Warren Buffett and Charlie Munger on How to Calculate Future Earnings
I have a question. When you're valuing the companies and you discount back the future earnings, you talked about how many years out you generally go. If you don't go out a general number of years, how do you arrive at that time period?
Well, that's a very good question. It's the heart of investing, or buying businesses, which we regard as the same thing. It is the framework in which we operate. I mean, we are trying to look at businesses in terms of what kind of cash can they produce if we're buying all of them, or will they produce if we're buying part of them, and there's a difference.

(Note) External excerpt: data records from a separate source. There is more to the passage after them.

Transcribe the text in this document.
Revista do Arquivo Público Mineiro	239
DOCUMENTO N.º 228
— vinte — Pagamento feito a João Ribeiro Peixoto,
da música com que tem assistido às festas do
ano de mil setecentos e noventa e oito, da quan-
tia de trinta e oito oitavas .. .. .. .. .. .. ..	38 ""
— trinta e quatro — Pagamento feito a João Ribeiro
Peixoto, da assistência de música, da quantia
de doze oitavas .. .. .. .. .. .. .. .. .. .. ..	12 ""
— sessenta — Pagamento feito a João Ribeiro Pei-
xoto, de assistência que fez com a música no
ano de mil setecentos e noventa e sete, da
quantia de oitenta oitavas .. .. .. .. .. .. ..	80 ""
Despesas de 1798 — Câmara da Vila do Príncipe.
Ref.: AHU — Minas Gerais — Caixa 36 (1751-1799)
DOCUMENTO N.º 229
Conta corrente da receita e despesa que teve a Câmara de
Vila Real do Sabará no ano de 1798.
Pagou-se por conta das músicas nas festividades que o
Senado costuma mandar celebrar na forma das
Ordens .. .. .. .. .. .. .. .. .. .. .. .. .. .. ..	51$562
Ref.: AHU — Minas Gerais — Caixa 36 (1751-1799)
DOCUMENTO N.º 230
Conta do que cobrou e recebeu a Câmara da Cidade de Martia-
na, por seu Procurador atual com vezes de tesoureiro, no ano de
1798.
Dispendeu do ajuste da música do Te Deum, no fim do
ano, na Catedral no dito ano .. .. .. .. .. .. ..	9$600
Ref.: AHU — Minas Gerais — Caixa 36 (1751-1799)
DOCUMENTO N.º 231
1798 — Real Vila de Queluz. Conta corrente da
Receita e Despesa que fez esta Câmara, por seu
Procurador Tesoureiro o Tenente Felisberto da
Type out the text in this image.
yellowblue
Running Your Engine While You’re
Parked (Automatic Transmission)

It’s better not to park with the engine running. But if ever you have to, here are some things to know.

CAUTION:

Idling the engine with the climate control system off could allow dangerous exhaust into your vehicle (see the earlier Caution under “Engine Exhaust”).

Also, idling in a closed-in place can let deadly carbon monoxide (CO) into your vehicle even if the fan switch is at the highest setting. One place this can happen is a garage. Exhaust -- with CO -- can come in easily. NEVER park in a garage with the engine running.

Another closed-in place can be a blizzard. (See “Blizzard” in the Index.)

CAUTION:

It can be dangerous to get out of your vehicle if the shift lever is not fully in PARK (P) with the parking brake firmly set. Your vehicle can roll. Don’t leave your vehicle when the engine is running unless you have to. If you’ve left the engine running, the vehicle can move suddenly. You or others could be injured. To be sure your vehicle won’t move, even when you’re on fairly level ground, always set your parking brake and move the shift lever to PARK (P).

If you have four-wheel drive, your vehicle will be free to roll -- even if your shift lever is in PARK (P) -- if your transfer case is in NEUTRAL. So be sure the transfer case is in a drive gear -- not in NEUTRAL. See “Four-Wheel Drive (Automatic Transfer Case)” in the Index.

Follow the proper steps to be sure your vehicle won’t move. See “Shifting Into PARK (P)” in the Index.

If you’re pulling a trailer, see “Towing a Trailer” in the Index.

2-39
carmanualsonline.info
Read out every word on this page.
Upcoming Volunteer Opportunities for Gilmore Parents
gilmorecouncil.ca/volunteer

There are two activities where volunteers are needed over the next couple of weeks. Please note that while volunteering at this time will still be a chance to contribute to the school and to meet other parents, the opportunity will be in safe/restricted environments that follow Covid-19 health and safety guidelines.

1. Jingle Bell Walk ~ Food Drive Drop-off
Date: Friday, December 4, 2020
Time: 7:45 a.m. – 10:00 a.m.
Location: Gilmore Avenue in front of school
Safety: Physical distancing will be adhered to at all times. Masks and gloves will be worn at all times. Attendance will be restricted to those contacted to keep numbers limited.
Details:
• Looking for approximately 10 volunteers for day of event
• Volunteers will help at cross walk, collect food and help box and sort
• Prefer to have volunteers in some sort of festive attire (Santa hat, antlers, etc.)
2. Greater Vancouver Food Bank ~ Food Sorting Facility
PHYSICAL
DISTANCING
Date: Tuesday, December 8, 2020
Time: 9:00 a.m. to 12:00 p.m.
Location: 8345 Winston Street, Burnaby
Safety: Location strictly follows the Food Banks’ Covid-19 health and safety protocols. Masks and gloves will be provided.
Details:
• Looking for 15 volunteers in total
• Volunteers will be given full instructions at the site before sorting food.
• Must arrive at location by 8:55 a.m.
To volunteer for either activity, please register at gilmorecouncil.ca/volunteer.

Then, at what discount rate do we bring it back? I think your question was how far out do we look and all that. Despite the fact that we can define that in a very kind of simple and direct equation, you know, we haven't actually sat down and written out a set of numbers to relate that equation. We do it in our heads in a way, obviously. I mean, that's what it's all about. But there's no piece of paper, and we never had a piece of paper that shows what our calculation on Helzberg's or See's Candy or the Buffalo News was in that respect.
So, it would be attaching a little more scientific quality to our analysis than there really is if I gave you some gobbledygook about while we do it for 18 years and stick a terminal value on and do all of this. We are sitting in the office thinking about that question with each business or each investment. We have discount rates in a general way in mind, but we really like the decision to be obvious enough to us that it doesn't require making a detailed calculation.
It's the framework, but it's not applied in the sense that we actually fill in all the variables. Is that a fair way of saying it?
Yeah. Berkshire is being run the way Thomas Hunt Morgan, the great Nobel Laureate, ran the biology department at Caltech. He banned the freedom calculator, which was the computer of that era. People said, "How can you do this? Everywhere else in Caltech we have freedom calculators going." He said, "Well, we're picking up these great nuggets of gold just by organized common sense. Resources are short, and we're not going to resort to any damn placer mining as long as we could pick up these major aggregations of gold." That's the way Berkshire works, and I hope the placer mining era will never come.
Somebody once subpoenaed our staffing papers on some acquisition, and of course, not only did we not have any staffing papers, we didn't have any staff.